Successful co-parenting means that your needs come second to those of your children. You might feel angry at your ex, but you need to keep your emotions in check. This is not easy but it makes co-parenting a whole lot simpler.

It helps to think of your relationship with your ex as a new relationship – you’re no longer together as a couple, you’re co-parents. It also helps to set a ‘business tone’ when you speak to each other: keep things respectful, polite, and neutral. Always keep conversations about the kids and their needs.

Keep things consistent

While your child will be exposed to different ways of living – either under your roof or your ex’s – consistency is key, as a lack of consistency causes confusion, especially when it comes to rules.

Realistically you won’t be able to have exactly the same rules in each house – after all, both you and your ex are different people. All you need is a general guideline that both of you can try your best to follow. Things like homework, meals, bedtime and screen-time can be included in the guideline, and should be followed by both households.

Create a parenting plan that details what you agree on: consequences for broken rules (even if the rule-breaking happens in your ex’s house), as well rewarding good behavior. The more you agree on beforehand, the less there will be to fight about.  

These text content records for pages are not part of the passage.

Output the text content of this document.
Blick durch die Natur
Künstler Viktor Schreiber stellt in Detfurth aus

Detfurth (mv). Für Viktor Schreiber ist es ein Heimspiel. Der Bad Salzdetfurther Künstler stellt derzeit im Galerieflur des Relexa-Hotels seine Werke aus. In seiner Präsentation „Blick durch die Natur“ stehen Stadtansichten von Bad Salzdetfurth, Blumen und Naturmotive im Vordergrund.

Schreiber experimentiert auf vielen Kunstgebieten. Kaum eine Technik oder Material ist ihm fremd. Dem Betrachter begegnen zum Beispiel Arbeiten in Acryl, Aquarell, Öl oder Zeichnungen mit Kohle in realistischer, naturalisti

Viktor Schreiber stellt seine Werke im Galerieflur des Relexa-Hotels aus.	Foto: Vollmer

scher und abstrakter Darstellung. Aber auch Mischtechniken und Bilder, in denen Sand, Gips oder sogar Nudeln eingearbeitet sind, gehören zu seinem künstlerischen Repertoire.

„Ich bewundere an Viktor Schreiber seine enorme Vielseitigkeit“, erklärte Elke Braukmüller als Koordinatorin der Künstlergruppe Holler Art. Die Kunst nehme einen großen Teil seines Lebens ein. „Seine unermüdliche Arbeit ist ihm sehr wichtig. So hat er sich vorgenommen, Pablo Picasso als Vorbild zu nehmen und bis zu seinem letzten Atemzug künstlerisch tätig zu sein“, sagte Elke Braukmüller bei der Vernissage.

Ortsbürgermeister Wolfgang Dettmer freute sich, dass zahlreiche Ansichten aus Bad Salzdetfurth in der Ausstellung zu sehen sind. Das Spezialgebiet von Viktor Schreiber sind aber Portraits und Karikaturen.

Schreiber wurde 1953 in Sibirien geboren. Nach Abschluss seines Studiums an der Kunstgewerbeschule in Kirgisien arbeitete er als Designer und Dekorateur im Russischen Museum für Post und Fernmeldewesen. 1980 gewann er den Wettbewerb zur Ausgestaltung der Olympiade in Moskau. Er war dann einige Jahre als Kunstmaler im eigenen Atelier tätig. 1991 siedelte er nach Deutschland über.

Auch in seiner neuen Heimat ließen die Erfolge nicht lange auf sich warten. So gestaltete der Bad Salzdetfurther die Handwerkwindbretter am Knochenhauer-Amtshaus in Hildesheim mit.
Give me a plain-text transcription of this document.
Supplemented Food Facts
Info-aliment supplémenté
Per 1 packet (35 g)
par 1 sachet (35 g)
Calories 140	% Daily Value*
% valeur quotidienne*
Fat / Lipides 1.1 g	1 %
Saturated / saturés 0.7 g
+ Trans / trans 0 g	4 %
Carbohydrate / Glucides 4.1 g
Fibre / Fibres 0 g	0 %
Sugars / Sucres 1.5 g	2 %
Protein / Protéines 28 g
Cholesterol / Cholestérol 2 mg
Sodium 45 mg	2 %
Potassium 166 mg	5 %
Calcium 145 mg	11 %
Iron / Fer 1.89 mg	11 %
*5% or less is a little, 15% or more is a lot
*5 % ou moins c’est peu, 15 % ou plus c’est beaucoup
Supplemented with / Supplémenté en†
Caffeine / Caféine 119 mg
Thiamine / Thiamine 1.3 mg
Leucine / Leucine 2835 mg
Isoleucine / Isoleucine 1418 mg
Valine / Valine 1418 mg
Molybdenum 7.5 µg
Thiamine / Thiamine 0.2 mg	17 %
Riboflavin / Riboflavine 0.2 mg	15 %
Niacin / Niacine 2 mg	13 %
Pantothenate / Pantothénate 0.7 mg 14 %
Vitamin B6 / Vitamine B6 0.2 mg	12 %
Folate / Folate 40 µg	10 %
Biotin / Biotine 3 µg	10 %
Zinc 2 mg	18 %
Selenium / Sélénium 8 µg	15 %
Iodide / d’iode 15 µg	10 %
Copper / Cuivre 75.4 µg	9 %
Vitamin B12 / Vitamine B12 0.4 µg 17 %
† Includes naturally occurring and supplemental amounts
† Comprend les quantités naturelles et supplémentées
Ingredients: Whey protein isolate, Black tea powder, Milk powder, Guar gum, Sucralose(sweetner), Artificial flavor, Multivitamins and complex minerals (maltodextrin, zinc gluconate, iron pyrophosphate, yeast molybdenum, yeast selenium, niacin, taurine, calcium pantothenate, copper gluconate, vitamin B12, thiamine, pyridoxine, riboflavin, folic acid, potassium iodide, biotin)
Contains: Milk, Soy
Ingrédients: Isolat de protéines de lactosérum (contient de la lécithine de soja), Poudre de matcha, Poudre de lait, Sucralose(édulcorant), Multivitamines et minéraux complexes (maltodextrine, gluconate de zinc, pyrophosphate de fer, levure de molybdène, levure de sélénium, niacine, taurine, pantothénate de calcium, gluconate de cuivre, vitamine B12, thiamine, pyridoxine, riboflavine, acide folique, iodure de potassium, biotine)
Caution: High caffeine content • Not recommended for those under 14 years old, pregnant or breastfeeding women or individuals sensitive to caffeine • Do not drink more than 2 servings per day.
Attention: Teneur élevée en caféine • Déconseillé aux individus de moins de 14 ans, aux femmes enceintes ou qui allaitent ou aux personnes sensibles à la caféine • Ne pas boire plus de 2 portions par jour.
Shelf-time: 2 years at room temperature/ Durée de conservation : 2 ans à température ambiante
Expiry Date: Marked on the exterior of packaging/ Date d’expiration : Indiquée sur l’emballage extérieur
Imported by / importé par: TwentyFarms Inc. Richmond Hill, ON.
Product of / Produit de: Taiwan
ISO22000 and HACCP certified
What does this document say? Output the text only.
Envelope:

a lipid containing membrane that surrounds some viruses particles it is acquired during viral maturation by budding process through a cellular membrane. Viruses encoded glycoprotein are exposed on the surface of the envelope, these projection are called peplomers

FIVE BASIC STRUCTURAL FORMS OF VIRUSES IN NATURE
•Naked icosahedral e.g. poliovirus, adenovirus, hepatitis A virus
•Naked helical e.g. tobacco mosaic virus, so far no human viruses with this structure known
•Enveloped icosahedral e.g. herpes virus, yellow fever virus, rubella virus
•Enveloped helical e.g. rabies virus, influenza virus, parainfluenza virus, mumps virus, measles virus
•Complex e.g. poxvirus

Never put your child in the middle

This is a common mistake that co-parents make, and an easy trap to fall into. It can be damaging, and even a very young child can suffer from its effects.

When it comes to rules, don’t openly criticise your ex’s way of doing things in front of your child. Rather point out that even though each parent does things differently, it doesn’t mean that one parent loves the child more than the other. This doesn’t mean that your rules can be broken; it just means that you don’t badmouth your ex.

The truth is, it’s going to be a lot of trial and error, but the most important thing to keep in mind is that your kids have to always come first. This is easier said than done, but if you have an agreement in place it makes things a lot easier. Successful co-parenting is a huge challenge, but it can be done – the sooner you start, the better.